Though he is locked in a tight re-election battle with Republican John Koster, Larsen said it was important to go because there were growing doubts, especially in Bellingham, about U.S policy in Afghanistan.
"It was only two days, but it provided an important snapshot," said Larsen, a member of the House Armed Service Committee.
While in Afghanistan, Larsen said he met with Afghan President Hamid Karzai, Gen. David Patreus, the top U.S. military commander in the country, and Karl Eikenberry, the U.S. ambassador.
Not all of his time was spent in Kabul. Larsen said the congressional group traveled to Kandahar Province and visited a combat outpost. The delegation was led by Rep. Brian Baird, D-Wash., who was still traveling Monday.

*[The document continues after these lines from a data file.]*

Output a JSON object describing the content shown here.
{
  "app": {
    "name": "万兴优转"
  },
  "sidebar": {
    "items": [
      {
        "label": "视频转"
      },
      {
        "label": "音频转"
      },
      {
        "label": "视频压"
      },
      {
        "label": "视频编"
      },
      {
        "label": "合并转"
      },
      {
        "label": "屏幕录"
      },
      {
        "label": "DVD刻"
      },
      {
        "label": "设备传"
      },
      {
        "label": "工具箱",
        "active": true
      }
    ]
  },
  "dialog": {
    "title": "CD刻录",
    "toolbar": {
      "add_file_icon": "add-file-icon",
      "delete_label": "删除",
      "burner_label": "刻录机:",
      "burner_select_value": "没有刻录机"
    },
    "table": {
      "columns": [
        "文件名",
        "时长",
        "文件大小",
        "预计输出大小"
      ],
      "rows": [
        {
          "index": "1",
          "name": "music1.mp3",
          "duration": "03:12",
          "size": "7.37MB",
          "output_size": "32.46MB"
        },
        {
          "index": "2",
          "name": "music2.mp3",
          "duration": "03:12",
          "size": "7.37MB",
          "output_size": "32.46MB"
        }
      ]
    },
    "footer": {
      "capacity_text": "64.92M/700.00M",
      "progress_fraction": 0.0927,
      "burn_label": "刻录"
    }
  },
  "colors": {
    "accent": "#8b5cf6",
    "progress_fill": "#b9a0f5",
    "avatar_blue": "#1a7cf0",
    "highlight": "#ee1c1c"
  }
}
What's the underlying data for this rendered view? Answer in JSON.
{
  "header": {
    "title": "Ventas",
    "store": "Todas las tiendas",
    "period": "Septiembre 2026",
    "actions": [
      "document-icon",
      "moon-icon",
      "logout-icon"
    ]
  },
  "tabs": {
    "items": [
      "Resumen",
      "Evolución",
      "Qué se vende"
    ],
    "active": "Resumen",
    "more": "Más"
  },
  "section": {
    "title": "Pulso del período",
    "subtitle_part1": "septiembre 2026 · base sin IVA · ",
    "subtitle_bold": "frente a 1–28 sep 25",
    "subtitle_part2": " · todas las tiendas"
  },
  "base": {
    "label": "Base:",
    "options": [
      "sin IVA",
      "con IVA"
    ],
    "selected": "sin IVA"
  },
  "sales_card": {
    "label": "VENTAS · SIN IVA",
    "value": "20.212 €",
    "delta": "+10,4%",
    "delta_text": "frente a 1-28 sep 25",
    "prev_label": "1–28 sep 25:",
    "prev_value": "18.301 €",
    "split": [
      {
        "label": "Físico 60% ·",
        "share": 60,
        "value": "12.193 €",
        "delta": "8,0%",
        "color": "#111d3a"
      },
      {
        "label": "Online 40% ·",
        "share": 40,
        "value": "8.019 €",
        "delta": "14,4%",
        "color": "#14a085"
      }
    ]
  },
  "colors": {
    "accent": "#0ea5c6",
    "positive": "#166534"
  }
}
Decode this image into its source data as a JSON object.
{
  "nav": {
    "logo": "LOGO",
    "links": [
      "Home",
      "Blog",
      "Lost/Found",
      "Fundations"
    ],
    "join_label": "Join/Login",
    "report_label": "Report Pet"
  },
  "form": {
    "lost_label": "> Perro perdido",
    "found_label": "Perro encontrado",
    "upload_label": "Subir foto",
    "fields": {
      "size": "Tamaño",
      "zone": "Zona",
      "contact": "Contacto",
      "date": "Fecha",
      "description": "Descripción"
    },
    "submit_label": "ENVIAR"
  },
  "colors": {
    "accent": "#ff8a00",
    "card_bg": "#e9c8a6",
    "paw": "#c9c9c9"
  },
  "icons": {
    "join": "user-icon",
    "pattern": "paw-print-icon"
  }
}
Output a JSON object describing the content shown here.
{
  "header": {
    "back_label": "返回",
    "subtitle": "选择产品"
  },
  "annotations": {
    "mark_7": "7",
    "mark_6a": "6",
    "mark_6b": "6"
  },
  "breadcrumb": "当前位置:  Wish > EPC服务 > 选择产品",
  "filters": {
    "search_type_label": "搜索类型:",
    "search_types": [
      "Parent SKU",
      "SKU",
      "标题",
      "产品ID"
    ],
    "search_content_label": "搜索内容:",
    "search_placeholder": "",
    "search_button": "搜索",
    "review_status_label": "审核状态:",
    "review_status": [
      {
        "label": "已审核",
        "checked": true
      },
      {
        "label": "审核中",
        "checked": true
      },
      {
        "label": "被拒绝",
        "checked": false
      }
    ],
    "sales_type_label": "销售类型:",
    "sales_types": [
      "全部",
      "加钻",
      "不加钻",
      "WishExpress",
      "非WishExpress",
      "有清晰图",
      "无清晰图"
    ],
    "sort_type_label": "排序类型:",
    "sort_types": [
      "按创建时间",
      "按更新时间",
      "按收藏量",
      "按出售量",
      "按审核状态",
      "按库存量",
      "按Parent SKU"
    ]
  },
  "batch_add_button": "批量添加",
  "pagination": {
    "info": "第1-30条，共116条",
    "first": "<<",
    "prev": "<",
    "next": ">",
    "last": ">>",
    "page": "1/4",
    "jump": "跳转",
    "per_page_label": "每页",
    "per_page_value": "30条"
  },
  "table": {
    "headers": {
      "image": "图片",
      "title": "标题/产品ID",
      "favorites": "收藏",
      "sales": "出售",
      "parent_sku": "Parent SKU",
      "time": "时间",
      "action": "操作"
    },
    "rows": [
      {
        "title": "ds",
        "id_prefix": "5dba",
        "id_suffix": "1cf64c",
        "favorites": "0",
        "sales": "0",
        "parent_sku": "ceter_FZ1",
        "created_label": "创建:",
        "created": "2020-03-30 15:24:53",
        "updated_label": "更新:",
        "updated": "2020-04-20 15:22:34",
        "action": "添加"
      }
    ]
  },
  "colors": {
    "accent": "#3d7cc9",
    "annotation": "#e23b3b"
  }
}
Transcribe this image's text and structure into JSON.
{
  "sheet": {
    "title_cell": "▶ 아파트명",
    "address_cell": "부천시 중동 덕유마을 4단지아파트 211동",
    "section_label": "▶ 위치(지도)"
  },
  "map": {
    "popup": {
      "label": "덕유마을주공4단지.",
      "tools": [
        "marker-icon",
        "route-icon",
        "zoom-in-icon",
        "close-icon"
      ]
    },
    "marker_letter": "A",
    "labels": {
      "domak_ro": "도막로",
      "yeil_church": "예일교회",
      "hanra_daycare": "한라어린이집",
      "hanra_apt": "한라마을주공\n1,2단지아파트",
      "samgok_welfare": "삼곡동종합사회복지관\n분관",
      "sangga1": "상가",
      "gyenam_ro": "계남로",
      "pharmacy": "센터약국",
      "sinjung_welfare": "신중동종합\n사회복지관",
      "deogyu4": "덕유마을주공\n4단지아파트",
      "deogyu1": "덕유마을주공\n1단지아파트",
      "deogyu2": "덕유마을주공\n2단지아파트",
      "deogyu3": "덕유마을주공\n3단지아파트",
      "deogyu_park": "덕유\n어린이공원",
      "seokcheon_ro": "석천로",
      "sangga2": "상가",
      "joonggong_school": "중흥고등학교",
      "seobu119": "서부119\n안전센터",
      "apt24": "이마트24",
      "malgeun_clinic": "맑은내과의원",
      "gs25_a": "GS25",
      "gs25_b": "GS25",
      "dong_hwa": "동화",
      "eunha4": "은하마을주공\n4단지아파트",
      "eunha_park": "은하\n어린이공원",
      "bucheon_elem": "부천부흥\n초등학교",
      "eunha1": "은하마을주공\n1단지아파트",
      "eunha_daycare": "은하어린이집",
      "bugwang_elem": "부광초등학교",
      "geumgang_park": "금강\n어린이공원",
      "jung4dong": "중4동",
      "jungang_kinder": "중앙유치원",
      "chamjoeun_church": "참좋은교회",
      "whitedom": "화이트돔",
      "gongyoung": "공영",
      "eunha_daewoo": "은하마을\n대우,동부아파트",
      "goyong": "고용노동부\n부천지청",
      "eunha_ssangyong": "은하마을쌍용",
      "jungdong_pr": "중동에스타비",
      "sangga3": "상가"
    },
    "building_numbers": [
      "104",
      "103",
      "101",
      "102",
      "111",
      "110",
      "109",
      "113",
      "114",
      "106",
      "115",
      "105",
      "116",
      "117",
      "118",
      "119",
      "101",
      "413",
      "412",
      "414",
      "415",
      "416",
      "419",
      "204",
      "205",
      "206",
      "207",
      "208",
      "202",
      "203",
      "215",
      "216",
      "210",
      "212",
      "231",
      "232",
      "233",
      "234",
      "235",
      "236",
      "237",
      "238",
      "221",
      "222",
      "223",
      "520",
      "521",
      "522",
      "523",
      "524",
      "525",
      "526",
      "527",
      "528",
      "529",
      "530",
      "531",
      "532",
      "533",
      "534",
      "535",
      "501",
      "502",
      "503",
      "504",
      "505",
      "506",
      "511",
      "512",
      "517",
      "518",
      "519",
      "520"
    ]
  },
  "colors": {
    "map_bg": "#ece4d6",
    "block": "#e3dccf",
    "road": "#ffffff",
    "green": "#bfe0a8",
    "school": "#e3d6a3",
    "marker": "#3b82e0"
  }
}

Larsen said Karzai needs to make clear that he won't tolerate corruption in his government. He also said Karzai needs to stop blaming Western aid agencies that are funneling billions of dollars into the country and others for the corruption.
"I will not be President Karzai's best friend," he said. "He needs to be clear about his intolerance of corruption in the national government."
Larsen cautioned that talk of starting to seriously withdraw U.S. troops next July might be overblown, and that the U.S. combat role won't suddenly vanish.
"I don't anticipate it will be that," he said. "It will be an opportunity to start bringing some of the troops home. But it's not clear what will happen."
Larsen it's uncertain what regions of Afghanistan will be able to tolerate a smaller U.S. military footprint. But even so, he said the key was for the Afghan people to start viewing the Taliban in a different way.
"We want them to see the Taliban not as a choice, but as the enemy," Larsen said.